Aoki founded the Department of Religion at the University of Hawaiʻi at Mānoa campus, and regularly taught courses such as Religions of Mankind, Death and Dying and The Meaning of Existence for forty years thereafter.He frequently recounted an out of body experience he'd had following an automobile accident in 1957 as a driving force in his life. In 1968 he met and soon married Margaret Evelyn Reeves Wagner, a divorcee who recently relocated to Hawaii from California. He had three children by his first wife, and his second wife (Lynne Aoki) had 5 children by her first husband. They had no children together.

In his later years, Aoki often gave seminars on death and dying, relaying his many experiences in counseling families of those losing a loved one, whom he considered his teachers.
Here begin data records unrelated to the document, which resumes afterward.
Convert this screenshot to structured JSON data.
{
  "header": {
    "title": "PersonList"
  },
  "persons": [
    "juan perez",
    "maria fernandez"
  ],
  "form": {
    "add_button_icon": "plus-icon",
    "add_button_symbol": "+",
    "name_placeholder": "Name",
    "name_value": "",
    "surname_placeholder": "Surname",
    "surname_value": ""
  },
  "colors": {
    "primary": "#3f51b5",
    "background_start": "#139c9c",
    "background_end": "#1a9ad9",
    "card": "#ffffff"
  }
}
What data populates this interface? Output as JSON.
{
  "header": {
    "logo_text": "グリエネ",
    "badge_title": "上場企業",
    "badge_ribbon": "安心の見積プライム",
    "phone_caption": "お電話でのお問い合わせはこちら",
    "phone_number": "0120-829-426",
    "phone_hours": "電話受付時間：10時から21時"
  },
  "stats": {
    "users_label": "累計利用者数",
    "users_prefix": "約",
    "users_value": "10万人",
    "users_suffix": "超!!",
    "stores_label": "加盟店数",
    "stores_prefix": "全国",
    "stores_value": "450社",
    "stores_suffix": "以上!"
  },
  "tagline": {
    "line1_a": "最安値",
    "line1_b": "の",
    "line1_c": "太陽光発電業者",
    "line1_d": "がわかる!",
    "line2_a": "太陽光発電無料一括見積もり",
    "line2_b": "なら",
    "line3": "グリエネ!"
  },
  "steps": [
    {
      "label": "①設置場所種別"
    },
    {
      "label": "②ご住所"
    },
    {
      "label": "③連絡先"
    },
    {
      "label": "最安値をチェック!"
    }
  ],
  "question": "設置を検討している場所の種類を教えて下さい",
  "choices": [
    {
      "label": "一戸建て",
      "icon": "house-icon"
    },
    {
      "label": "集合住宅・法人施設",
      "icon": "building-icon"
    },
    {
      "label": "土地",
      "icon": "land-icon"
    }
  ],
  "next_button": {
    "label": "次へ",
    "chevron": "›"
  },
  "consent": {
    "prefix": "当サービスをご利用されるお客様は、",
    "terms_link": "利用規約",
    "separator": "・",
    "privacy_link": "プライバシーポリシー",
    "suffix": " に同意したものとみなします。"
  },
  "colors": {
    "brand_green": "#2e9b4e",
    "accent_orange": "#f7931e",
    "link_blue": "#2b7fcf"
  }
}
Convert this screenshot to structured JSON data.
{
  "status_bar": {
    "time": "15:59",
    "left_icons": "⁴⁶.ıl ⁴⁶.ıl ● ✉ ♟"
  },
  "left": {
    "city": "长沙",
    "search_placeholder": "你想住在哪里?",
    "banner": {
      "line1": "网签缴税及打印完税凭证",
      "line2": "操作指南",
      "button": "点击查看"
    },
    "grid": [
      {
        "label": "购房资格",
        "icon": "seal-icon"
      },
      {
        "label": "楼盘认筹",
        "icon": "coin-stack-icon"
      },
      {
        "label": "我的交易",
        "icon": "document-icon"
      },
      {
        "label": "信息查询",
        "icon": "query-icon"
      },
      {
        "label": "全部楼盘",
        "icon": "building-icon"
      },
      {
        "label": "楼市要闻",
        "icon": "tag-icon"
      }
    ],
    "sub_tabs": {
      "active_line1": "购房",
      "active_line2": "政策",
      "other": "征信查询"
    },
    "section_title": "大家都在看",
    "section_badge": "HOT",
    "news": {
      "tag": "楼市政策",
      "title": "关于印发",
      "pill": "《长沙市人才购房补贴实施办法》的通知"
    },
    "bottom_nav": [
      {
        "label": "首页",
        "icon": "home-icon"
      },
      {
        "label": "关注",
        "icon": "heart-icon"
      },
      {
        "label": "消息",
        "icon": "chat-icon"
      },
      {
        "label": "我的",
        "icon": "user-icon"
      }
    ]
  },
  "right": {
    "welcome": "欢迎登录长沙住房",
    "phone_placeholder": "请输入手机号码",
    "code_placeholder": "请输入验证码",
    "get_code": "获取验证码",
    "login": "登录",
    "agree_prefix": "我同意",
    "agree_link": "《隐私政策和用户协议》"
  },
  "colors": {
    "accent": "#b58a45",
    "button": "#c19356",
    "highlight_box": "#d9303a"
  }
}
He is acknowledged as a world leader on the subject of death and dying.

In 2004 Aoki was named as a Living Treasures of Hawai'i.

Aoki died on August 19, 2010.

Among those crediting him with their success is the 2011-2015 Governor of Hawaii, Neil Abercrombie, who in his election victory speech of November 3, 2010 made specific mention of Aoki's positive influence on his life's work, thanking him for his service to Hawaii and stating inter alia: "He blessed us with his presence."

The Mits Aoki Legacy Foundation was established by former students of his, and have published his works for public access. Much of his work is also accessible at the Manoa Library where they are also housed. Much of the work are videos of him while serving as a 'guru' for the Young Presidents' Organization for many years, wherein he was given the nickname of "cosmic dancer".